Actually, you don’t even have to be moving to play that game. “You can do it in the office, you can do it anywhere,” says George adding that she herself is not a “lie-down-and-meditate kind of person... I like things you can do easily in the moment that promote calm normal breathing.”

For those sitting at desks all day, something called “screen apnoea” can develop – meaning we periodically hold our breath as we type. “Check in with yourself during the day,” says George. “Make sure you have soft loose posture and take a nice long breath out.” Yes, that’s the next tip.

6. Focus on breathing out

We’ve all grown up hearing “take a deep breath” when we’re stressed, but the part of breathing that really calms us, says George, is the breathing out.

So next time you’re in a stressful situation focus on breathing out through the nose.
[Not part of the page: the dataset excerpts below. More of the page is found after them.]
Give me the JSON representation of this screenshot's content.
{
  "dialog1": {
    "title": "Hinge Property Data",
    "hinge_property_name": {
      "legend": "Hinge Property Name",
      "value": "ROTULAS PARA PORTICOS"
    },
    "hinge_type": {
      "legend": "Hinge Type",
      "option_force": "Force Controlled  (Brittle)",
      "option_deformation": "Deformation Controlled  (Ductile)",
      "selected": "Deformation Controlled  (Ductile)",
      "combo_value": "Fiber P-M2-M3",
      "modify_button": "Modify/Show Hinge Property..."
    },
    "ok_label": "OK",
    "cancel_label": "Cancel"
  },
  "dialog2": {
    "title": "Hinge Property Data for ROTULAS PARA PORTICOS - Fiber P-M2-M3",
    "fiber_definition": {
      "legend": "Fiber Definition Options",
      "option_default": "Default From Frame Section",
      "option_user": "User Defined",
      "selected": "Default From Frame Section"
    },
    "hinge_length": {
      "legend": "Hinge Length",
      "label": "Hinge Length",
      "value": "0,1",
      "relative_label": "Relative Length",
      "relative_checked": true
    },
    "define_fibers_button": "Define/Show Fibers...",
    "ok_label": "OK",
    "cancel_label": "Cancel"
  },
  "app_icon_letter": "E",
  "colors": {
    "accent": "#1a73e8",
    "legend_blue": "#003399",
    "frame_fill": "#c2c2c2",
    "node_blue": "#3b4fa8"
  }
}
Or if you really want to expel some serious air, do it through the mouth, but through tight lips, as if you were blowing out a candle.

7. Forget ‘more is more’

Quite simply, self-soothing isn’t about taking gigantic breaths. “When we do that our brains think we’re stressed and default to ‘gimme more, gimme more’,” says George. “The less you breathe the more your brain feels calm. It thinks ‘I must be in a safe space’.”

If you're exercising intensely or, say, running away from a rabid dog, your breath should naturally speed up and deepen accordingly.

But for the most part, you don’t need to sniff at the air or strive to draw it down into your bowels, says George. With a deep breath you’re aiming for your diaphragm which is the base of your ribs.

Catherine George (right) shows Rachel Parkin how the diaphragm is a dome-shaped muscle that pulls downwards and outwards, inflating the lungs.

Each breath should be about 500ml of air, she says. Which means you don’t need to puff up your chest like a superhero.

“More isn’t better,” George says, pointing out that this maxim doesn’t just apply to the air we breathe, but to the hours we work and the stress we place on ourselves. “You get a pat on the back for being busy in our culture,” she says.

So busy we sometimes forget to breathe.

The information in this article is general in nature and should not be read as personalised medical advice. Readers concerned about their health are advised to see a qualified medical professional.